Estelle Guerry : L'objectif de ma thèse, qui est devenu le projet de recherche qui m’occupe à plein temps, est le développement de stratégies non-médicamenteuses par la conception d’environnements (institutionnels, hospitaliers, domiciliaires) par le prisme du design-couleur et de la science de l'éclairage. L'enjeu est d’accompagner les usagers dits « vulnérables », en l’occurrence les personnes âgées atteintes de troubles de la vision, vers un mieux-être.
Je travaille également au transfert de ces stratégies vers la sphère professionnelle, visant l’amélioration du bien-être au travail et je m’adresse plus globalement à tous organismes, institutions, etc., souhaitant le bien-être/ mieux-vivre de leurs usagers.
- Un mot sur le caractère interdisciplinaire ?
Estelle Guerry : L’originalité de ce travail réside justement dans son interdisciplinarité. C’est inédit de concilier design-couleur et science de l’éclairage dans un but de conception unifiée. La couleur et l’éclairage ne sont plus pensé séparément mais comme un tout à forte valeur ajoutée.

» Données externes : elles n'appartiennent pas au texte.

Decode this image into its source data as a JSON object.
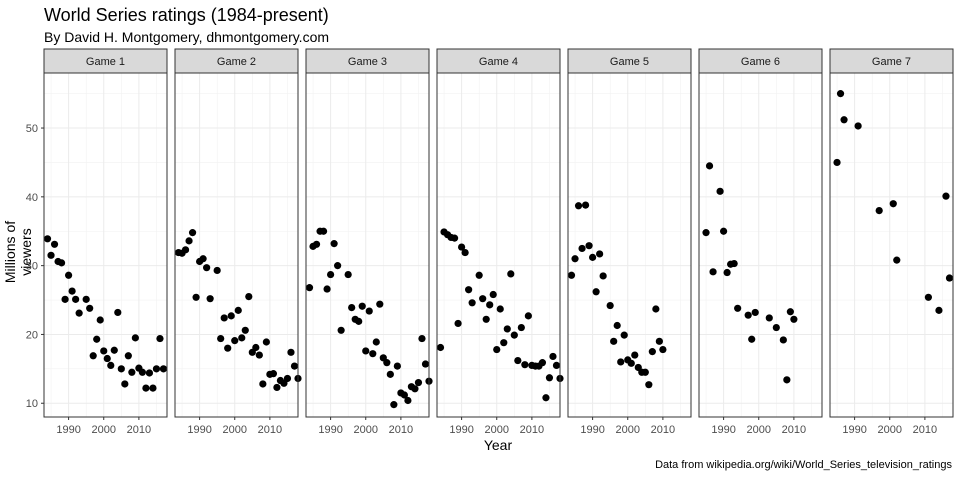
{
  "title": "World Series ratings (1984-present)",
  "subtitle": "By David H. Montgomery, dhmontgomery.com",
  "caption": "Data from wikipedia.org/wiki/World_Series_television_ratings",
  "chart_data": {
    "type": "scatter",
    "title": "World Series ratings (1984-present)",
    "xlabel": "Year",
    "ylabel": "Millions of viewers",
    "xlim": [
      1983,
      2018
    ],
    "ylim": [
      8,
      58
    ],
    "x_ticks": [
      1990,
      2000,
      2010
    ],
    "y_ticks": [
      10,
      20,
      30,
      40,
      50
    ],
    "grid": true,
    "facets": [
      {
        "name": "Game 1",
        "points": [
          [
            1984,
            33.9
          ],
          [
            1985,
            31.5
          ],
          [
            1986,
            33.1
          ],
          [
            1987,
            30.6
          ],
          [
            1988,
            30.4
          ],
          [
            1989,
            25.1
          ],
          [
            1990,
            28.6
          ],
          [
            1991,
            26.3
          ],
          [
            1992,
            25.1
          ],
          [
            1993,
            23.1
          ],
          [
            1995,
            25.1
          ],
          [
            1996,
            23.8
          ],
          [
            1997,
            16.9
          ],
          [
            1998,
            19.3
          ],
          [
            1999,
            22.1
          ],
          [
            2000,
            17.6
          ],
          [
            2001,
            16.5
          ],
          [
            2002,
            15.5
          ],
          [
            2003,
            17.7
          ],
          [
            2004,
            23.2
          ],
          [
            2005,
            15
          ],
          [
            2006,
            12.8
          ],
          [
            2007,
            16.9
          ],
          [
            2008,
            14.5
          ],
          [
            2009,
            19.5
          ],
          [
            2010,
            15.1
          ],
          [
            2011,
            14.5
          ],
          [
            2012,
            12.2
          ],
          [
            2013,
            14.4
          ],
          [
            2014,
            12.2
          ],
          [
            2015,
            15
          ],
          [
            2016,
            19.4
          ],
          [
            2017,
            15
          ]
        ]
      },
      {
        "name": "Game 2",
        "points": [
          [
            1984,
            31.9
          ],
          [
            1985,
            31.8
          ],
          [
            1986,
            32.3
          ],
          [
            1987,
            33.6
          ],
          [
            1988,
            34.8
          ],
          [
            1989,
            25.4
          ],
          [
            1990,
            30.6
          ],
          [
            1991,
            31
          ],
          [
            1992,
            29.7
          ],
          [
            1993,
            25.2
          ],
          [
            1995,
            29.3
          ],
          [
            1996,
            19.4
          ],
          [
            1997,
            22.4
          ],
          [
            1998,
            18
          ],
          [
            1999,
            22.7
          ],
          [
            2000,
            19.1
          ],
          [
            2001,
            23.5
          ],
          [
            2002,
            19.5
          ],
          [
            2003,
            20.6
          ],
          [
            2004,
            25.5
          ],
          [
            2005,
            17.4
          ],
          [
            2006,
            18.1
          ],
          [
            2007,
            17
          ],
          [
            2008,
            12.8
          ],
          [
            2009,
            18.9
          ],
          [
            2010,
            14.2
          ],
          [
            2011,
            14.3
          ],
          [
            2012,
            12.3
          ],
          [
            2013,
            13.3
          ],
          [
            2014,
            12.9
          ],
          [
            2015,
            13.6
          ],
          [
            2016,
            17.4
          ],
          [
            2017,
            15.4
          ],
          [
            2018,
            13.6
          ]
        ]
      },
      {
        "name": "Game 3",
        "points": [
          [
            1984,
            26.8
          ],
          [
            1985,
            32.8
          ],
          [
            1986,
            33.1
          ],
          [
            1987,
            35
          ],
          [
            1988,
            35
          ],
          [
            1989,
            26.6
          ],
          [
            1990,
            28.7
          ],
          [
            1991,
            33.2
          ],
          [
            1992,
            30
          ],
          [
            1993,
            20.6
          ],
          [
            1995,
            28.7
          ],
          [
            1996,
            23.9
          ],
          [
            1997,
            22.2
          ],
          [
            1998,
            21.9
          ],
          [
            1999,
            24.1
          ],
          [
            2000,
            17.6
          ],
          [
            2001,
            23.4
          ],
          [
            2002,
            17.2
          ],
          [
            2003,
            18.9
          ],
          [
            2004,
            24.4
          ],
          [
            2005,
            16.6
          ],
          [
            2006,
            15.9
          ],
          [
            2007,
            14.2
          ],
          [
            2008,
            9.8
          ],
          [
            2009,
            15.4
          ],
          [
            2010,
            11.5
          ],
          [
            2011,
            11.2
          ],
          [
            2012,
            10.4
          ],
          [
            2013,
            12.4
          ],
          [
            2014,
            12.1
          ],
          [
            2015,
            13
          ],
          [
            2016,
            19.4
          ],
          [
            2017,
            15.7
          ],
          [
            2018,
            13.2
          ]
        ]
      },
      {
        "name": "Game 4",
        "points": [
          [
            1984,
            18.1
          ],
          [
            1985,
            34.9
          ],
          [
            1986,
            34.5
          ],
          [
            1987,
            34.1
          ],
          [
            1988,
            34
          ],
          [
            1989,
            21.6
          ],
          [
            1990,
            32.7
          ],
          [
            1991,
            31.9
          ],
          [
            1992,
            26.5
          ],
          [
            1993,
            24.6
          ],
          [
            1995,
            28.6
          ],
          [
            1996,
            25.2
          ],
          [
            1997,
            22.2
          ],
          [
            1998,
            24.3
          ],
          [
            1999,
            25.8
          ],
          [
            2000,
            17.8
          ],
          [
            2001,
            23.7
          ],
          [
            2002,
            18.8
          ],
          [
            2003,
            20.8
          ],
          [
            2004,
            28.8
          ],
          [
            2005,
            19.9
          ],
          [
            2006,
            16.2
          ],
          [
            2007,
            21
          ],
          [
            2008,
            15.6
          ],
          [
            2009,
            22.7
          ],
          [
            2010,
            15.5
          ],
          [
            2011,
            15.4
          ],
          [
            2012,
            15.4
          ],
          [
            2013,
            15.9
          ],
          [
            2014,
            10.8
          ],
          [
            2015,
            13.7
          ],
          [
            2016,
            16.8
          ],
          [
            2017,
            15.5
          ],
          [
            2018,
            13.6
          ]
        ]
      },
      {
        "name": "Game 5",
        "points": [
          [
            1984,
            28.6
          ],
          [
            1985,
            31
          ],
          [
            1986,
            38.7
          ],
          [
            1987,
            32.5
          ],
          [
            1988,
            38.8
          ],
          [
            1989,
            32.9
          ],
          [
            1990,
            31.2
          ],
          [
            1991,
            26.2
          ],
          [
            1992,
            31.7
          ],
          [
            1993,
            28.5
          ],
          [
            1995,
            24.2
          ],
          [
            1996,
            19
          ],
          [
            1997,
            21.3
          ],
          [
            1998,
            16
          ],
          [
            1999,
            19.9
          ],
          [
            2000,
            16.3
          ],
          [
            2001,
            15.8
          ],
          [
            2002,
            17
          ],
          [
            2003,
            15.2
          ],
          [
            2004,
            14.5
          ],
          [
            2005,
            14.5
          ],
          [
            2006,
            12.7
          ],
          [
            2007,
            17.5
          ],
          [
            2008,
            23.7
          ],
          [
            2009,
            19
          ],
          [
            2010,
            17.8
          ]
        ]
      },
      {
        "name": "Game 6",
        "points": [
          [
            1985,
            34.8
          ],
          [
            1986,
            44.5
          ],
          [
            1987,
            29.1
          ],
          [
            1989,
            40.8
          ],
          [
            1990,
            35
          ],
          [
            1991,
            29
          ],
          [
            1992,
            30.2
          ],
          [
            1993,
            30.3
          ],
          [
            1994,
            23.8
          ],
          [
            1997,
            22.8
          ],
          [
            1998,
            19.3
          ],
          [
            1999,
            23.2
          ],
          [
            2003,
            22.4
          ],
          [
            2005,
            21
          ],
          [
            2007,
            19.2
          ],
          [
            2008,
            13.4
          ],
          [
            2009,
            23.3
          ],
          [
            2010,
            22.2
          ]
        ]
      },
      {
        "name": "Game 7",
        "points": [
          [
            1985,
            45
          ],
          [
            1986,
            55
          ],
          [
            1987,
            51.2
          ],
          [
            1991,
            50.3
          ],
          [
            1997,
            38
          ],
          [
            2001,
            39
          ],
          [
            2002,
            30.8
          ],
          [
            2011,
            25.4
          ],
          [
            2014,
            23.5
          ],
          [
            2016,
            40.1
          ],
          [
            2017,
            28.2
          ]
        ]
      }
    ]
  }
}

Un langage commun est né, de nouvelles modalités de représentation et méthodologies de travail ont émergé, sans parler des protocoles d’études alliant pleinement la dimension humaine des SHS et la normalisation des SPI. Nous avons bousculé les codes pour apporter des solutions réellement appropriées et pleinement adaptées aux préoccupations sociétales d’aujourd’hui.
- Quelles perspectives vous ouvre-il ?
Estelle Guerry : Le prix de thèse de la MSHS c’est avant tout une reconnaissance de mon travail de recherche ; c’est une validation supplémentaire des pairs qui conforte mon envie de faire carrière dans la recherche universitaire.
Grâce à ce prix, mon CV gagne aussi une nouvelle ligne conséquente, qui je l’espère, me permettra de pérenniser mon travail.